Scientists are delving into the world of soil microbes to improve climate predictions by unlocking their secrets. Climate models play a crucial role in understanding and addressing climate change, but often fail to accurately represent soil microbes, which are key players in ecosystem soil carbon sequestration and the global carbon cycle.
A team of researchers led by the Department of Energy’s Lawrence Berkeley National Laboratory has developed a new model that leverages genetic information from soil microbes. By incorporating this genetic data, scientists can gain a better understanding of how specific soil microbes efficiently store carbon supplied by plant roots. This insight could inform agricultural strategies to preserve carbon in the soil, supporting plant growth and aiding in climate change mitigation efforts.

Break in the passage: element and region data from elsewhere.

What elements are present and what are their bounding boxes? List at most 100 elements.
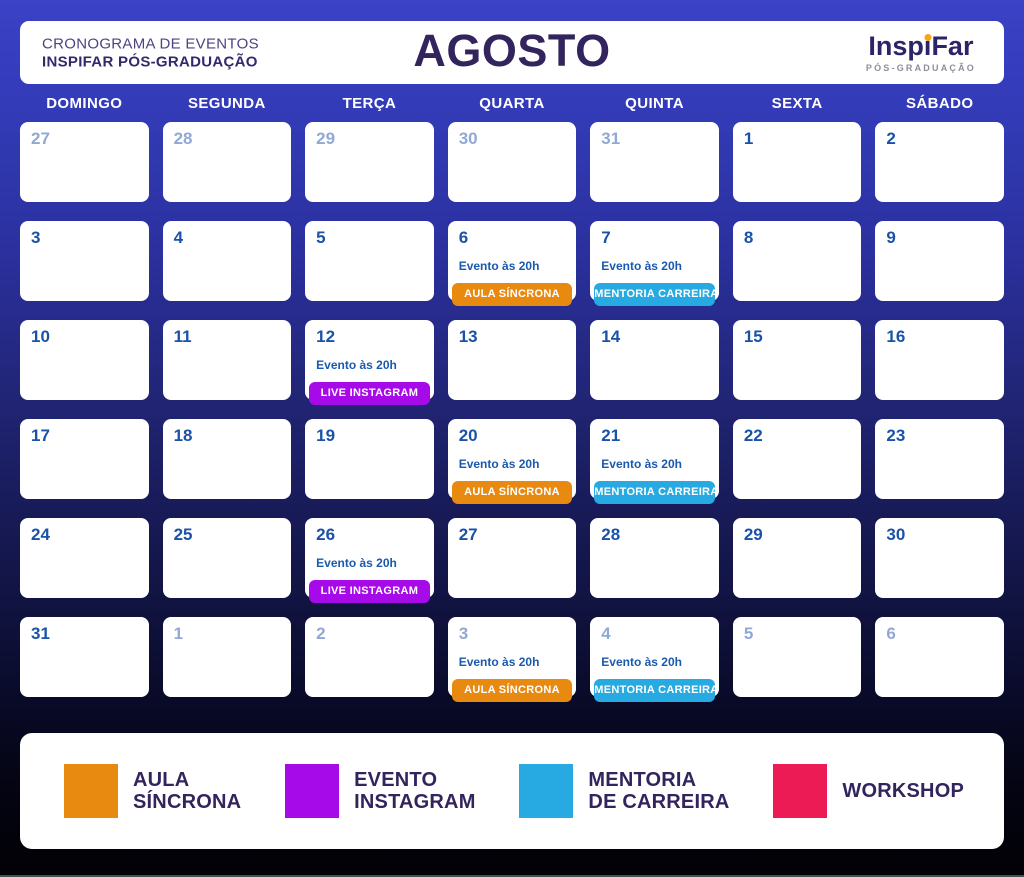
day-number: 19 bbox=[316, 426, 336, 445]
day-cell: 31 bbox=[590, 122, 719, 202]
day-cell: 18 bbox=[162, 419, 292, 499]
day-number: 17 bbox=[31, 426, 50, 445]
day-number: 30 bbox=[886, 525, 906, 544]
event-time: Evento às 20h bbox=[458, 259, 540, 273]
day-cell: 17 bbox=[20, 419, 149, 499]
day-cell: 1 bbox=[162, 617, 292, 697]
day-number: 6 bbox=[886, 624, 896, 643]
event-tag: LIVE INSTAGRAM bbox=[309, 580, 430, 603]
day-cell: 30 bbox=[447, 122, 577, 202]
day-cell: 23 bbox=[875, 419, 1004, 499]
day-cell: 11 bbox=[162, 320, 292, 400]
day-number: 29 bbox=[316, 129, 336, 148]
day-number: 2 bbox=[316, 624, 326, 643]
day-cell: 30 bbox=[875, 518, 1004, 598]
day-number: 4 bbox=[173, 228, 184, 247]
day-cell: 2 bbox=[305, 617, 434, 697]
day-cell: 6 Evento às 20h AULA SÍNCRONA bbox=[447, 221, 577, 306]
day-number: 8 bbox=[743, 228, 754, 247]
day-number: 9 bbox=[886, 228, 896, 247]
day-number: 26 bbox=[316, 525, 336, 544]
legend-label: WORKSHOP bbox=[842, 779, 964, 802]
legend-bar: AULA SÍNCRONA EVENTO INSTAGRAM MENTORIA DE … bbox=[20, 733, 1004, 849]
event-tag: AULA SÍNCRONA bbox=[451, 283, 573, 306]
day-number: 22 bbox=[743, 426, 763, 445]
day-number: 31 bbox=[601, 129, 621, 148]
day-number: 12 bbox=[316, 327, 336, 346]
day-number: 28 bbox=[601, 525, 621, 544]
day-cell: 6 bbox=[875, 617, 1004, 697]
day-number: 14 bbox=[601, 327, 621, 346]
weekday-label: DOMINGO bbox=[46, 95, 123, 112]
day-number: 11 bbox=[173, 327, 192, 346]
day-number: 28 bbox=[173, 129, 193, 148]
day-cell: 29 bbox=[732, 518, 862, 598]
legend-swatch-icon bbox=[64, 764, 118, 818]
day-number: 7 bbox=[601, 228, 611, 247]
day-cell: 5 bbox=[732, 617, 862, 697]
weekday-label: SEXTA bbox=[771, 95, 823, 112]
month-title: AGOSTO bbox=[413, 24, 611, 76]
day-cell: 5 bbox=[305, 221, 434, 301]
event-tag: LIVE INSTAGRAM bbox=[309, 382, 430, 405]
legend-label: MENTORIA DE CARREIRA bbox=[588, 768, 730, 813]
day-cell: 22 bbox=[732, 419, 862, 499]
day-number: 2 bbox=[886, 129, 896, 148]
day-cell: 4 bbox=[162, 221, 292, 301]
day-cell: 10 bbox=[20, 320, 149, 400]
weekday-row: DOMINGO SEGUNDA TERÇA QUARTA QUINTA SEXTA SÁBA… bbox=[20, 95, 1004, 112]
day-number: 16 bbox=[886, 327, 906, 346]
legend-label: EVENTO INSTAGRAM bbox=[354, 768, 476, 813]
day-number: 3 bbox=[31, 228, 41, 247]
day-number: 31 bbox=[31, 624, 50, 643]
day-number: 1 bbox=[743, 129, 754, 148]
legend-swatch-icon bbox=[285, 764, 340, 818]
event-time: Evento às 20h bbox=[601, 457, 682, 471]
logo-orange-dot-icon bbox=[924, 34, 932, 41]
day-number: 13 bbox=[458, 327, 478, 346]
event-time: Evento às 20h bbox=[458, 457, 540, 471]
day-cell: 14 bbox=[590, 320, 719, 400]
logo-part1: Insp bbox=[868, 30, 924, 61]
day-cell: 20 Evento às 20h AULA SÍNCRONA bbox=[447, 419, 577, 504]
logo-tagline: PÓS-GRADUAÇÃO bbox=[865, 62, 976, 73]
header-subtitle-line1: CRONOGRAMA DE EVENTOS bbox=[42, 35, 259, 52]
event-tag: AULA SÍNCRONA bbox=[451, 481, 573, 504]
header-bar: CRONOGRAMA DE EVENTOS INSPIFAR PÓS-GRADU… bbox=[20, 21, 1004, 84]
logo-part2: Far bbox=[931, 30, 974, 61]
bottom-edge-line bbox=[0, 875, 1024, 877]
event-tag: MENTORIA CARREIRA bbox=[594, 679, 715, 702]
day-cell: 25 bbox=[162, 518, 292, 598]
logo-wordmark: Inspi Far bbox=[866, 30, 976, 61]
day-number: 20 bbox=[458, 426, 478, 445]
day-cell: 26 Evento às 20h LIVE INSTAGRAM bbox=[305, 518, 434, 603]
event-tag: MENTORIA CARREIRA bbox=[594, 481, 715, 504]
day-cell: 21 Evento às 20h MENTORIA CARREIRA bbox=[590, 419, 719, 504]
day-cell: 19 bbox=[305, 419, 434, 499]
event-time: Evento às 20h bbox=[458, 655, 540, 669]
legend-item: MENTORIA DE CARREIRA bbox=[519, 764, 729, 818]
day-cell: 4 Evento às 20h MENTORIA CARREIRA bbox=[590, 617, 719, 702]
legend-label: AULA SÍNCRONA bbox=[133, 768, 242, 813]
day-number: 4 bbox=[601, 624, 611, 643]
day-cell: 28 bbox=[162, 122, 292, 202]
legend-item: AULA SÍNCRONA bbox=[64, 764, 241, 818]
weekday-label: SEGUNDA bbox=[187, 95, 266, 112]
day-cell: 3 bbox=[20, 221, 149, 301]
calendar-grid: 27 28 29 30 31 1 2 3 4 5 6 Evento às 20h… bbox=[20, 122, 1004, 702]
day-cell: 13 bbox=[447, 320, 577, 400]
day-number: 10 bbox=[31, 327, 50, 346]
event-time: Evento às 20h bbox=[601, 259, 682, 273]
event-time: Evento às 20h bbox=[601, 655, 682, 669]
day-number: 27 bbox=[458, 525, 478, 544]
day-number: 25 bbox=[173, 525, 193, 544]
day-cell: 2 bbox=[875, 122, 1004, 202]
legend-swatch-icon bbox=[519, 764, 574, 818]
day-cell: 28 bbox=[590, 518, 719, 598]
day-cell: 1 bbox=[732, 122, 862, 202]
legend-swatch-icon bbox=[773, 764, 828, 818]
event-time: Evento às 20h bbox=[316, 358, 397, 372]
day-cell: 15 bbox=[732, 320, 862, 400]
day-number: 21 bbox=[601, 426, 621, 445]
event-time: Evento às 20h bbox=[316, 556, 397, 570]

The research, recently published in the journal Nature Microbiology, highlights the importance of soil microbes in maintaining soil health and carbon sequestration. Soil microbes not only help plants access nutrients and resist environmental stressors but also play a critical role in the carbon cycle by storing carbon in the soil and influencing its release into the atmosphere.
With the vast majority of soil microbes unstudied in the lab, scientists face challenges in accurately representing these microbial communities in climate models. To tackle this issue, the research team used genome information to develop a model that can be tailored to different ecosystems, from grasslands in California to thawing permafrost in the Arctic.
By simulating microbial growth in the root environment and studying plant-microbiome interactions in California rangelands, the researchers discovered distinct microbial growth strategies influenced by root chemistry. This knowledge can improve how root-microbe interactions are represented in models and enhance predictions regarding the global carbon cycle.
Overall, the study underscores the power of using genetic information to predict microbial traits and shed light on the soil microbiome’s impact on the environment. As we gain a better understanding of how carbon cycles through soil, there are opportunities to recommend strategies for preserving carbon in the soil to support biodiversity, plant growth, and climate resilience.